All good books. All written in LANGUAGE; and all written from within our disconnected cultural framework.
Can one write something that makes change?
Can one write something that makes a change toward connection from within/upon a cultural framework/foundation that demands separation?
What is The Story?
What is the Story you made/make for yourself?
The Story likely involves degrees of separation, of disconnection. It is most likely mostly about disconnection, rather than connectedness.
Trauma is not a story. Trauma is an event that shifts perception, and sticks it in place. Trauma is an anchor.
Why do I say that? I say it because it’s what I’ve come to see when I examine the story I made for myself as a young boy. It lasted till…now. It is still the story that is my reference-point for different behavior, so it is still the story (get that one?).
Western Culture has evolved into a force of separation and isolation. In that evolution, the individual is forced (as a member-participant of Culture) to interpret or to explain their interpretation of experience through that lens. Otherwise their experience is “meaningless” – there is no ground on which to understand it.
The praxis of Culture becomes directed toward actions that separate and isolate. And again, one who does otherwise is incapable of being understood (from within that framework).

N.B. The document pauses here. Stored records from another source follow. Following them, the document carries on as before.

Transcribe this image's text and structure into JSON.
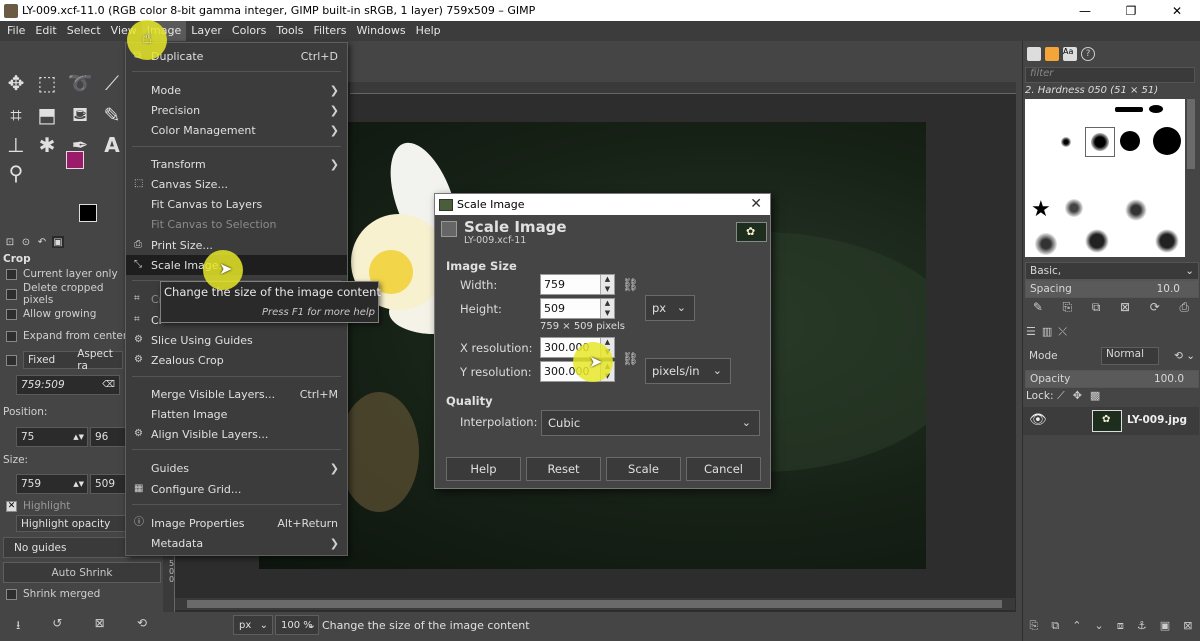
{
  "window": {
    "title": "LY-009.xcf-11.0 (RGB color 8-bit gamma integer, GIMP built-in sRGB, 1 layer) 759x509 – GIMP",
    "min": "—",
    "max": "❐",
    "close": "✕"
  },
  "menubar": [
    "File",
    "Edit",
    "Select",
    "View",
    "Image",
    "Layer",
    "Colors",
    "Tools",
    "Filters",
    "Windows",
    "Help"
  ],
  "image_menu": {
    "duplicate": "Duplicate",
    "duplicate_shortcut": "Ctrl+D",
    "mode": "Mode",
    "precision": "Precision",
    "color_management": "Color Management",
    "transform": "Transform",
    "canvas_size": "Canvas Size...",
    "fit_canvas_layers": "Fit Canvas to Layers",
    "fit_canvas_selection": "Fit Canvas to Selection",
    "print_size": "Print Size...",
    "scale_image": "Scale Image...",
    "crop_partial_1": "Cr",
    "crop_partial_2": "Cr",
    "slice_guides": "Slice Using Guides",
    "zealous_crop": "Zealous Crop",
    "merge_visible": "Merge Visible Layers...",
    "merge_visible_shortcut": "Ctrl+M",
    "flatten": "Flatten Image",
    "align_visible": "Align Visible Layers...",
    "guides": "Guides",
    "configure_grid": "Configure Grid...",
    "image_properties": "Image Properties",
    "image_properties_shortcut": "Alt+Return",
    "metadata": "Metadata"
  },
  "tooltip": {
    "main": "Change the size of the image content",
    "help": "Press F1 for more help"
  },
  "tool_options": {
    "title": "Crop",
    "current_layer_only": "Current layer only",
    "delete_cropped": "Delete cropped pixels",
    "allow_growing": "Allow growing",
    "expand_from_center": "Expand from center",
    "fixed": "Fixed",
    "aspect": "Aspect ra",
    "ratio_value": "759:509",
    "position_label": "Position:",
    "pos_x": "75",
    "pos_y": "96",
    "size_label": "Size:",
    "size_w": "759",
    "size_h": "509",
    "highlight": "Highlight",
    "highlight_opacity": "Highlight opacity",
    "guides": "No guides",
    "auto_shrink": "Auto Shrink",
    "shrink_merged": "Shrink merged"
  },
  "dialog": {
    "window_title": "Scale Image",
    "heading": "Scale Image",
    "subheading": "LY-009.xcf-11",
    "image_size": "Image Size",
    "width_label": "Width:",
    "width_value": "759",
    "height_label": "Height:",
    "height_value": "509",
    "pixels_note": "759 × 509 pixels",
    "unit": "px",
    "xres_label": "X resolution:",
    "xres_value": "300.000",
    "yres_label": "Y resolution:",
    "yres_value": "300.000",
    "res_unit": "pixels/in",
    "quality": "Quality",
    "interp_label": "Interpolation:",
    "interp_value": "Cubic",
    "btn_help": "Help",
    "btn_reset": "Reset",
    "btn_scale": "Scale",
    "btn_cancel": "Cancel"
  },
  "statusbar": {
    "unit": "px",
    "zoom": "100 %",
    "message": "Change the size of the image content"
  },
  "dock": {
    "filter_placeholder": "filter",
    "brush_name": "2. Hardness 050 (51 × 51)",
    "preset": "Basic,",
    "spacing_label": "Spacing",
    "spacing_value": "10.0",
    "mode_label": "Mode",
    "mode_value": "Normal",
    "opacity_label": "Opacity",
    "opacity_value": "100.0",
    "lock_label": "Lock:",
    "layer_name": "LY-009.jpg"
  },
  "colors": {
    "foreground": "#9b1a6a",
    "background": "#000000",
    "highlight_mark": "#e6e628"
  }
}
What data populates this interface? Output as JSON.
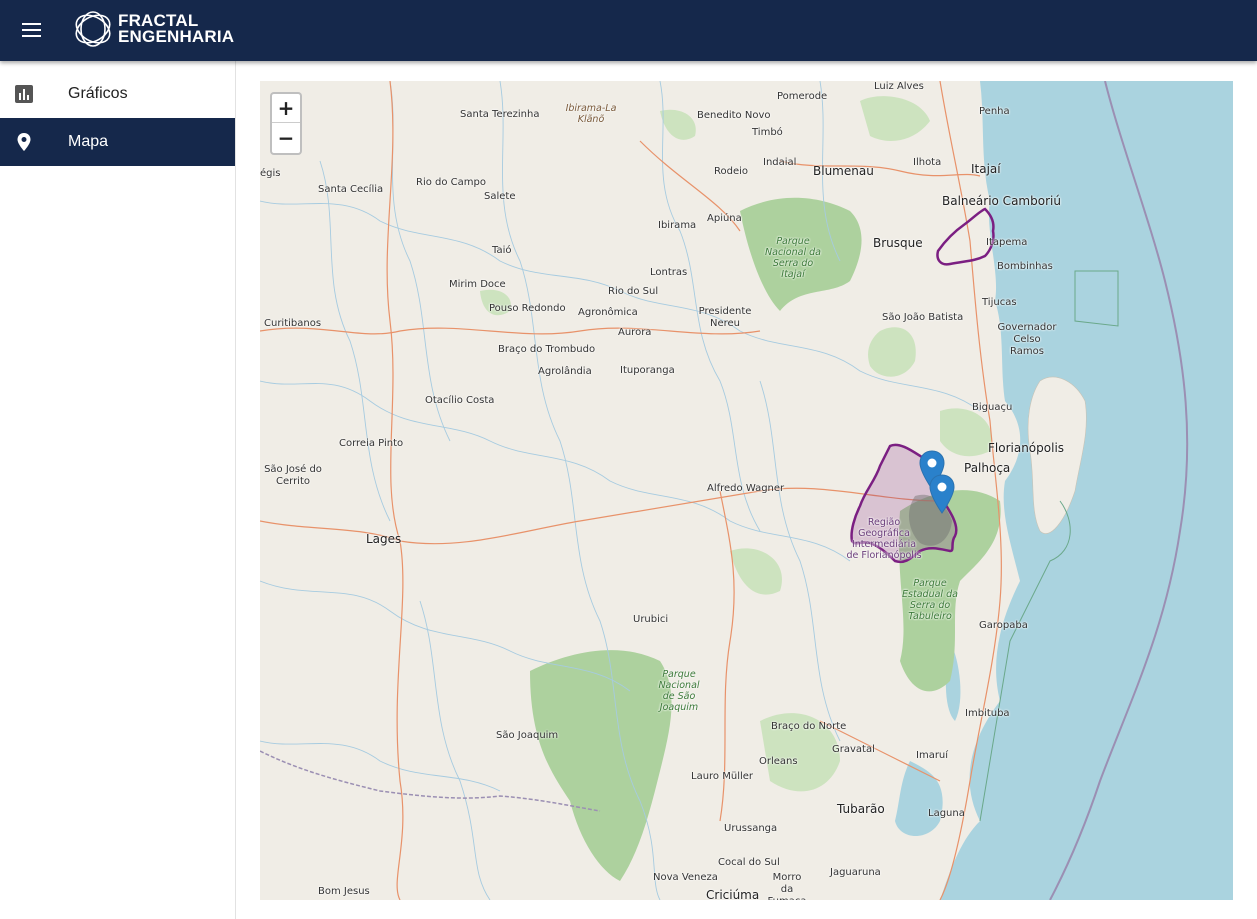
{
  "header": {
    "brand_line1": "FRACTAL",
    "brand_line2": "ENGENHARIA"
  },
  "sidebar": {
    "items": [
      {
        "label": "Gráficos",
        "icon": "bar-chart-icon"
      },
      {
        "label": "Mapa",
        "icon": "map-pin-icon"
      }
    ]
  },
  "map": {
    "zoom_in": "+",
    "zoom_out": "−",
    "places": {
      "luiz_alves": "Luiz Alves",
      "penha": "Penha",
      "pomerode": "Pomerode",
      "santa_terezinha": "Santa Terezinha",
      "ibirama_klano": "Ibirama-La Klãnõ",
      "benedito_novo": "Benedito Novo",
      "timbo": "Timbó",
      "itajai": "Itajaí",
      "ilhota": "Ilhota",
      "indaial": "Indaial",
      "rodeio": "Rodeio",
      "blumenau": "Blumenau",
      "santa_cecilia": "Santa Cecília",
      "rio_do_campo": "Rio do Campo",
      "salete": "Salete",
      "balneario": "Balneário Camboriú",
      "ibirama": "Ibirama",
      "apiuna": "Apiúna",
      "brusque": "Brusque",
      "itapema": "Itapema",
      "taio": "Taió",
      "bombinhas": "Bombinhas",
      "lontras": "Lontras",
      "mirim_doce": "Mirim Doce",
      "rio_do_sul": "Rio do Sul",
      "tijucas": "Tijucas",
      "pouso_redondo": "Pouso Redondo",
      "agronomica": "Agronômica",
      "presidente_nereu": "Presidente Nereu",
      "sao_joao_batista": "São João Batista",
      "curitibanos": "Curitibanos",
      "governador_celso_ramos": "Governador Celso Ramos",
      "aurora": "Aurora",
      "braco_do_trombudo": "Braço do Trombudo",
      "agrolandia": "Agrolândia",
      "ituporanga": "Ituporanga",
      "otacilio_costa": "Otacílio Costa",
      "biguacu": "Biguaçu",
      "correia_pinto": "Correia Pinto",
      "florianopolis": "Florianópolis",
      "sao_jose_do_cerrito": "São José do Cerrito",
      "palhoca": "Palhoça",
      "alfredo_wagner": "Alfredo Wagner",
      "lages": "Lages",
      "urubici": "Urubici",
      "garopaba": "Garopaba",
      "imbituba": "Imbituba",
      "braco_do_norte": "Braço do Norte",
      "sao_joaquim": "São Joaquim",
      "gravatal": "Gravatal",
      "imarui": "Imaruí",
      "lauro_muller": "Lauro Müller",
      "orleans": "Orleans",
      "tubarao": "Tubarão",
      "laguna": "Laguna",
      "urussanga": "Urussanga",
      "cocal_do_sul": "Cocal do Sul",
      "nova_veneza": "Nova Veneza",
      "morro_da_fumaca": "Morro da Fumaça",
      "jaguaruna": "Jaguaruna",
      "bom_jesus": "Bom Jesus",
      "criciuma": "Criciúma",
      "vargem_partial": "égis"
    },
    "parks": {
      "serra_itajai": "Parque Nacional da Serra do Itajaí",
      "serra_tabuleiro": "Parque Estadual da Serra do Tabuleiro",
      "sao_joaquim": "Parque Nacional de São Joaquim"
    },
    "region": "Região Geográfica Intermediária de Florianópolis",
    "colors": {
      "water": "#aad3df",
      "land": "#f0ede6",
      "forest": "#add19e",
      "region_border": "#7b1f82",
      "marker": "#2a81cb"
    }
  }
}
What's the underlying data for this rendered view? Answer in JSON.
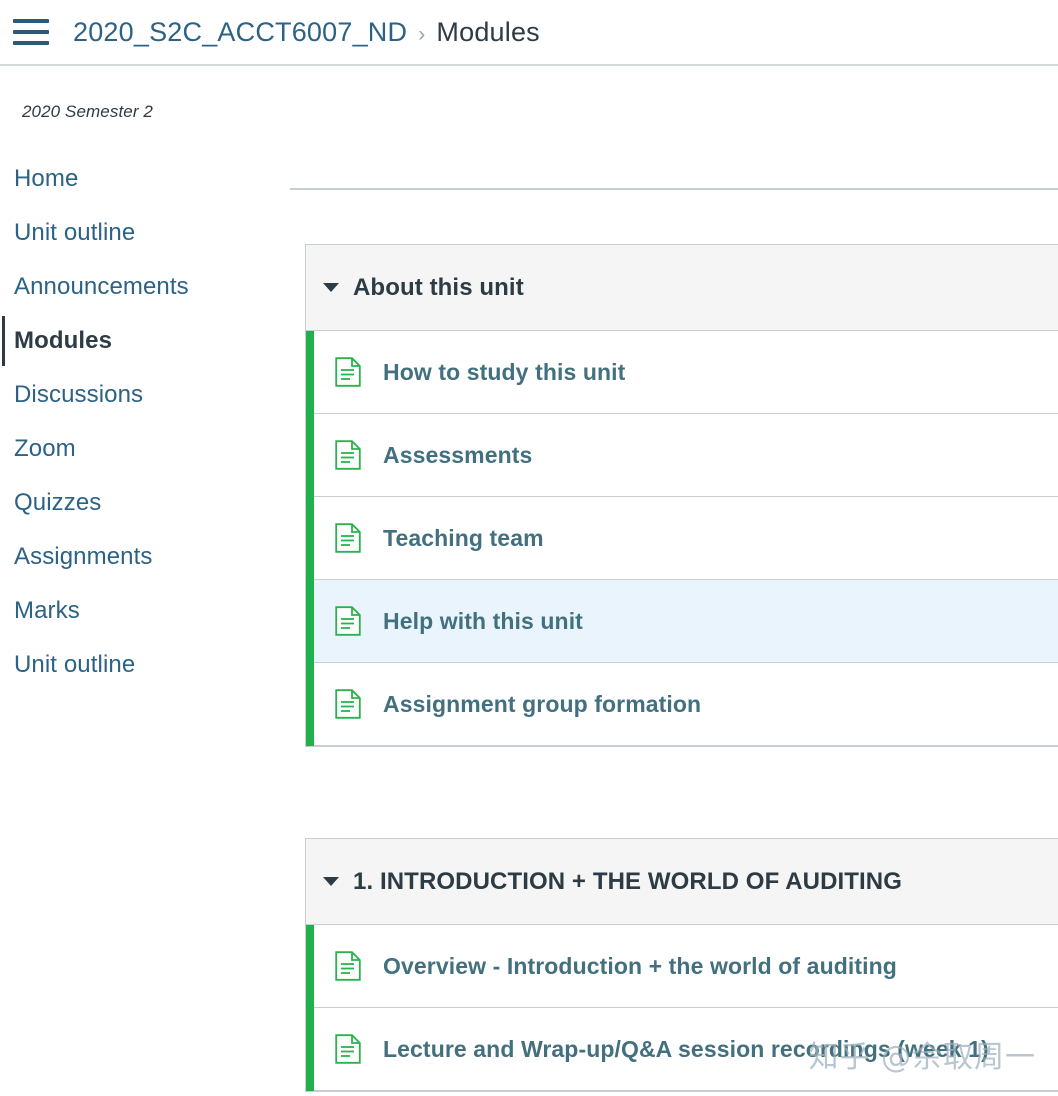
{
  "header": {
    "menu_icon": "hamburger-menu-icon",
    "breadcrumb": {
      "course": "2020_S2C_ACCT6007_ND",
      "separator": "›",
      "current": "Modules"
    }
  },
  "sidebar": {
    "term_label": "2020 Semester 2",
    "items": [
      {
        "label": "Home",
        "active": false
      },
      {
        "label": "Unit outline",
        "active": false
      },
      {
        "label": "Announcements",
        "active": false
      },
      {
        "label": "Modules",
        "active": true
      },
      {
        "label": "Discussions",
        "active": false
      },
      {
        "label": "Zoom",
        "active": false
      },
      {
        "label": "Quizzes",
        "active": false
      },
      {
        "label": "Assignments",
        "active": false
      },
      {
        "label": "Marks",
        "active": false
      },
      {
        "label": "Unit outline",
        "active": false
      }
    ]
  },
  "main": {
    "modules": [
      {
        "title": "About this unit",
        "collapse_icon": "caret-down-icon",
        "items": [
          {
            "label": "How to study this unit",
            "icon": "document-icon",
            "highlighted": false
          },
          {
            "label": "Assessments",
            "icon": "document-icon",
            "highlighted": false
          },
          {
            "label": "Teaching team",
            "icon": "document-icon",
            "highlighted": false
          },
          {
            "label": "Help with this unit",
            "icon": "document-icon",
            "highlighted": true
          },
          {
            "label": "Assignment group formation",
            "icon": "document-icon",
            "highlighted": false
          }
        ]
      },
      {
        "title": "1. INTRODUCTION + THE WORLD OF AUDITING",
        "collapse_icon": "caret-down-icon",
        "items": [
          {
            "label": "Overview - Introduction + the world of auditing",
            "icon": "document-icon",
            "highlighted": false
          },
          {
            "label": "Lecture and Wrap-up/Q&A session recordings (week 1)",
            "icon": "document-icon",
            "highlighted": false
          }
        ]
      }
    ]
  },
  "watermark": {
    "text": "知乎 @佘取周一"
  },
  "colors": {
    "link_blue": "#2b6285",
    "text_dark": "#2d3b45",
    "module_green": "#1eb14d",
    "row_highlight": "#eaf4fc",
    "header_gray": "#f5f5f5",
    "border_gray": "#c7cdd1",
    "item_label": "#43707f"
  }
}
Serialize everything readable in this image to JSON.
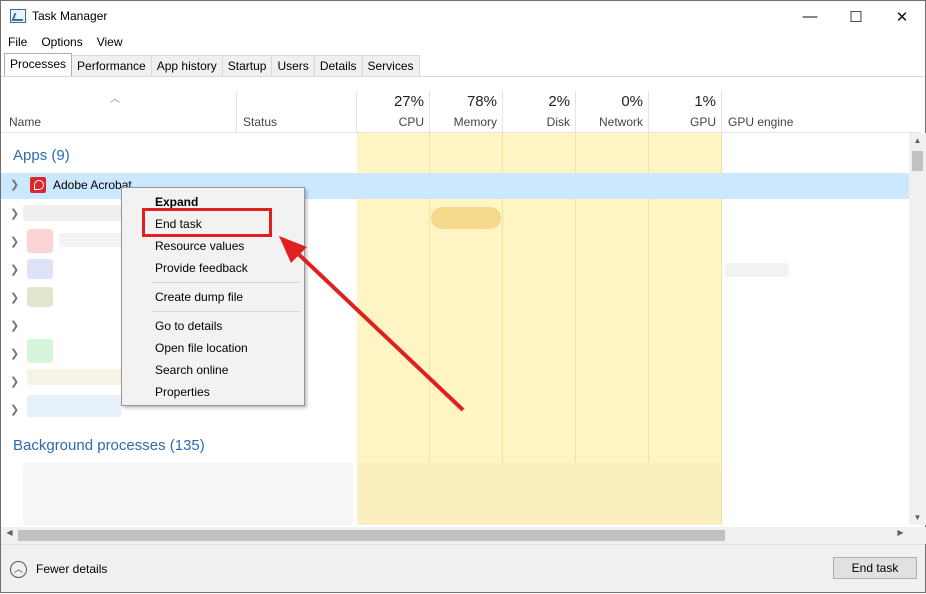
{
  "window": {
    "title": "Task Manager",
    "minimize": "—",
    "maximize": "☐",
    "close": "✕"
  },
  "menu": [
    "File",
    "Options",
    "View"
  ],
  "tabs": [
    "Processes",
    "Performance",
    "App history",
    "Startup",
    "Users",
    "Details",
    "Services"
  ],
  "columns": {
    "name": "Name",
    "status": "Status",
    "cpu": {
      "pct": "27%",
      "label": "CPU"
    },
    "memory": {
      "pct": "78%",
      "label": "Memory"
    },
    "disk": {
      "pct": "2%",
      "label": "Disk"
    },
    "network": {
      "pct": "0%",
      "label": "Network"
    },
    "gpu": {
      "pct": "1%",
      "label": "GPU"
    },
    "gpu_engine": "GPU engine"
  },
  "groups": {
    "apps": "Apps (9)",
    "background": "Background processes (135)"
  },
  "selected_row": {
    "name": "Adobe Acrobat"
  },
  "context_menu": [
    "Expand",
    "End task",
    "Resource values",
    "Provide feedback",
    "Create dump file",
    "Go to details",
    "Open file location",
    "Search online",
    "Properties"
  ],
  "footer": {
    "fewer_details": "Fewer details",
    "end_task": "End task"
  },
  "colors": {
    "accent": "#2b6bb3",
    "selection": "#cce8ff",
    "metric_column": "#fff4c4",
    "highlight": "#e02020"
  }
}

When I was 4 my mother took my 1 year old sister and left my father and me. Vanished. And so the story begins. I focused inward to a high degree. When they reunited they decided that my sister and I should be together. The solution was to have us stay with one parent for a year, and then switch. This involved changing schools, neighborhoods and homes every year, from age 5-11.
Certainly it creates a sense of isolation. It fosters an introspective tendency, even “introverted.” The trauma of “losing” my mother was a starting point, and an anchor. But that’s normal.
Are relationships trustworthy or worthwhile from within that framework? What “ground” do you stand on, in any situation?
Larger social dynamics that many people have experienced didn’t help. Being a latchkey kid, for instance. Relatives being very far away geographically. These are common problems in today’s world.
I was not unhappy, don’t get me wrong. I had a lot of fun as a kid. But I never “grew up.” It took a long time to become embodied again.
Once I met Mick Dodge, I had to start from scratch. And every day is like starting from scratch, believe me.
A mantra – How can I be/do more connected?
Another – Teach me.
A third – … [insert the experience of moving in habitat]
The Cure
It demands the most Exuberance to become Elemental again. It demands the most Humor. It demands the greatest Seriousness.
It is a path of cultivation. The cultivation of connection. And it is simple. In the words of Mick Dodge:
“Every goal is only two feet away. You take one foot, and put it in front of the other.”
And that’s what you do, every day.
Dig into your Sickness, dear reader. And keep digging. Go under, deep into the Earth – into your Earth (too).
And, to paraphrase Winston Churchill, if it feels like you’re going through hell in the process – keep going.